In Pennsylvania, Trump-endorsed Dr. Mehmet Oz lost a Senate seat to the state’s Lt. Gov. John Fetterman. Oz’s primary win over hedge fund mogul Dave McCormick and conservative activist Kathy Barnette was attributed to Trump’s endorsement, and he trailed Fetterman for most of the general election. In Michigan, Trump endorsed a former official in his administration, John Gibbs, against incumbent Republican Rep. Peter Meijer, who voted for impeachment. Gibbs won the primary, but lost on Tuesday night.

There were some wins for Trump: J.D. Vance won handily in the Ohio Senate race, for example, after Trump picked him in the primary and rallied for him throughout the general. But several races remain to be called where Trump put his finger on the scale (like Arizona Senate candidate Blake Masters and Arizona governor candidate Kari Lake). All of that will call into question Trump’s political acumen as his favored candidates underperformed, while a top 2024 rival — DeSantis — had a successful night.

Winner: Baseline partisanship

The incumbent Republican governor won handily in Oklahoma on Tuesday night while the incumbent Democrat notched a victory in New York. The quick, clear results were mildly surprising, based on public polls that had Democrat Joy Hofmeister ahead of Gov. Kevin Stitt in Oklahoma and Gov. Kathy Hochul neck and neck with GOP challenger Lee Zeldin in New York.

But it turned out Democrats in Democratic states ended up voting for Democrats, while Republicans in Republican states voted for Republicans.

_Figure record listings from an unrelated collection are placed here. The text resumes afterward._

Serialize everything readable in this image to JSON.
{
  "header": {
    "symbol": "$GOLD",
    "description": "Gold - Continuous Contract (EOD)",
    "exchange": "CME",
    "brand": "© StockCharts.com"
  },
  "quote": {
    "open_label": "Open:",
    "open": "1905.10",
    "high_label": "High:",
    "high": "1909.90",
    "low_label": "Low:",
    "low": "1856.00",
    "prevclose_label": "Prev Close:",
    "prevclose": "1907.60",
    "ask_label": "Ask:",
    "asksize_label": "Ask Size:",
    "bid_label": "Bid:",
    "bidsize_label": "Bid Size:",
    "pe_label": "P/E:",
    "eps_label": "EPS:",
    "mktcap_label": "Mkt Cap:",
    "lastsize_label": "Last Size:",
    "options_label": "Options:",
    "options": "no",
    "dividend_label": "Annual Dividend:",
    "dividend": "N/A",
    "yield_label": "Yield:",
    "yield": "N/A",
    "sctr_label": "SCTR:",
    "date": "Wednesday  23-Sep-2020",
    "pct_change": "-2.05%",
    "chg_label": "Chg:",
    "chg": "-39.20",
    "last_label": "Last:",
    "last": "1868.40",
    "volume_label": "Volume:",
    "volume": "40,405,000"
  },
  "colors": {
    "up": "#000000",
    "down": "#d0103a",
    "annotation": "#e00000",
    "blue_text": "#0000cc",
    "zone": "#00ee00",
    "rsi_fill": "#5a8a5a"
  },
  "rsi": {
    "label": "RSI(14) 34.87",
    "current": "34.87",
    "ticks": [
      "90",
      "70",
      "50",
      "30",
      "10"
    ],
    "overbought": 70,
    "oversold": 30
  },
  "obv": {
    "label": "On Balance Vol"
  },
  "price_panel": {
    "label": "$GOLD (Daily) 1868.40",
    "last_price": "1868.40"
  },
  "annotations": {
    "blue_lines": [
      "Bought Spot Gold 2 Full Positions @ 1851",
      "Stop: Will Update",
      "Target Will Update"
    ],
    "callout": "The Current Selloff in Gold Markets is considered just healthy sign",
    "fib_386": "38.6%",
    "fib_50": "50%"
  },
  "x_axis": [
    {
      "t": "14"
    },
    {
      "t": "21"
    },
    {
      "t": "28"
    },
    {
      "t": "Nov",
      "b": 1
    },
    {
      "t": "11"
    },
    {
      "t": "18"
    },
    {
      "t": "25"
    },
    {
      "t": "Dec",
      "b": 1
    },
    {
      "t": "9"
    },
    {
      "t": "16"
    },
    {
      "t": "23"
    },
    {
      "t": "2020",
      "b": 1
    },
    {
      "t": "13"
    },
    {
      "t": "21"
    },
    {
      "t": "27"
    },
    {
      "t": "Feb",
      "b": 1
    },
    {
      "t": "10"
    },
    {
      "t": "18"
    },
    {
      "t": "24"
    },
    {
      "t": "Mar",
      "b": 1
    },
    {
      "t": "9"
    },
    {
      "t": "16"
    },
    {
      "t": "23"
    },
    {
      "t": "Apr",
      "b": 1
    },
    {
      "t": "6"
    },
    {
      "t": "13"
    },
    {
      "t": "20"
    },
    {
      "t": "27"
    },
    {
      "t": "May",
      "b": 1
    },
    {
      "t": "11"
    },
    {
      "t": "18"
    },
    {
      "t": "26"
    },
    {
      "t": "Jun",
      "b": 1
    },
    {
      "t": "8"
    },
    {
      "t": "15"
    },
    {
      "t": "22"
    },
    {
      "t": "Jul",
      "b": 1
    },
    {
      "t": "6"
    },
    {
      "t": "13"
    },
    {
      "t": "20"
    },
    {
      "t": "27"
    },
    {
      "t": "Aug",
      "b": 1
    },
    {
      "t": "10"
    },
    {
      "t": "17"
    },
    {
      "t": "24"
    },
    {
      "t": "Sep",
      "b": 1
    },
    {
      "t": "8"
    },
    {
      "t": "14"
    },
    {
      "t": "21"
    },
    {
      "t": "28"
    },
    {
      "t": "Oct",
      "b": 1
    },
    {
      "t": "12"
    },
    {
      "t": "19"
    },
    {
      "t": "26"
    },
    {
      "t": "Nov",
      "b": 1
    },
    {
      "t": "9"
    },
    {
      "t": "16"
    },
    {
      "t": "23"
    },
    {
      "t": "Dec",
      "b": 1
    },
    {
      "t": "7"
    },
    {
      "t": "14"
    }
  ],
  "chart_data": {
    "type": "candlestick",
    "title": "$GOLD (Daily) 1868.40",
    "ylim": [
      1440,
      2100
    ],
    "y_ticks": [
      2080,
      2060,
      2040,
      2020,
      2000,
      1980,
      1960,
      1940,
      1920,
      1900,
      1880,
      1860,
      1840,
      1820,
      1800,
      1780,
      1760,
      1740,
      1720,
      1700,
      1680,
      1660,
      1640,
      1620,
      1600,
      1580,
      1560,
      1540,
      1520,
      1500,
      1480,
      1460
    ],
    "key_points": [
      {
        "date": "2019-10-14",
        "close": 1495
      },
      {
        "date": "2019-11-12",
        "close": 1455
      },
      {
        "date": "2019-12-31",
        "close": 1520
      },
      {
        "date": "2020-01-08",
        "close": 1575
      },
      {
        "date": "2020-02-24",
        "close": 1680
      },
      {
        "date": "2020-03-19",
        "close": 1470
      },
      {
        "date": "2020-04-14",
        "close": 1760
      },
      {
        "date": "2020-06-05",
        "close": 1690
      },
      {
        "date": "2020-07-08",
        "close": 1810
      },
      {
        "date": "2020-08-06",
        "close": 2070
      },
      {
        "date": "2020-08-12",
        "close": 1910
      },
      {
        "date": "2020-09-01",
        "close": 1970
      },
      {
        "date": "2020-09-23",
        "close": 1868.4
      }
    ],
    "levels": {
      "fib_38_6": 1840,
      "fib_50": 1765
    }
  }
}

This didn’t hold everywhere. Incumbent Democrat Laura Kelly was in a strong position in the Kansas governor’s race early Wednesday, while Republicans seemed well placed in open congressional seats in New York. But more often than not, voters voted how one would expect them to. Republicans couldn’t pull off upsets they were optimistic about in Democratic-leaning congressional districts in Virginia and Rhode Island, and MAGA candidates couldn’t win statewide in states like Minnesota and New Hampshire, where Trump had never won in a general election. The result was a night that resembled the same political terrain fought over in 2020, with candidates winning narrowly in swing states after hard-fought and expensive races.

Loser: Kevin McCarthy

House Republicans are still favored to regain the majority in Congress, four years after losing it in the 2018 midterms, and current House Minority Leader Kevin McCarthy is still favored to be the speaker of the House if they do. He sounded upbeat in remarks early Wednesday. “You are out late, but when you wake up tomorrow, we will be the majority and [House Speaker] Nancy Pelosi will be in the minority,” he said.

But if McCarthy’s hair was not already uniformly silver, it would be turning gray after this Election Day.

If the GOP prevails, the House Republican leader will have to manage a far smaller majority than he had hoped. One member of Congress said earlier in the fall that McCarthy would need a big majority — one greater than 20 seats — to be guaranteed to win the speaker’s gavel in 2023.

Projections early Wednesday morning left it unclear he will hit that total, and the GOP will certainly fall short of the 60 seats that McCarthy boasted were in play just a year ago after Glenn Youngkin’s win in the Virginia governor’s race. That leaves him likely to manage a slender majority, a task that drove the last two Republican speakers, John Boehner and Paul Ryan, out of politics, as fractious right-wingers constantly rebelled against them.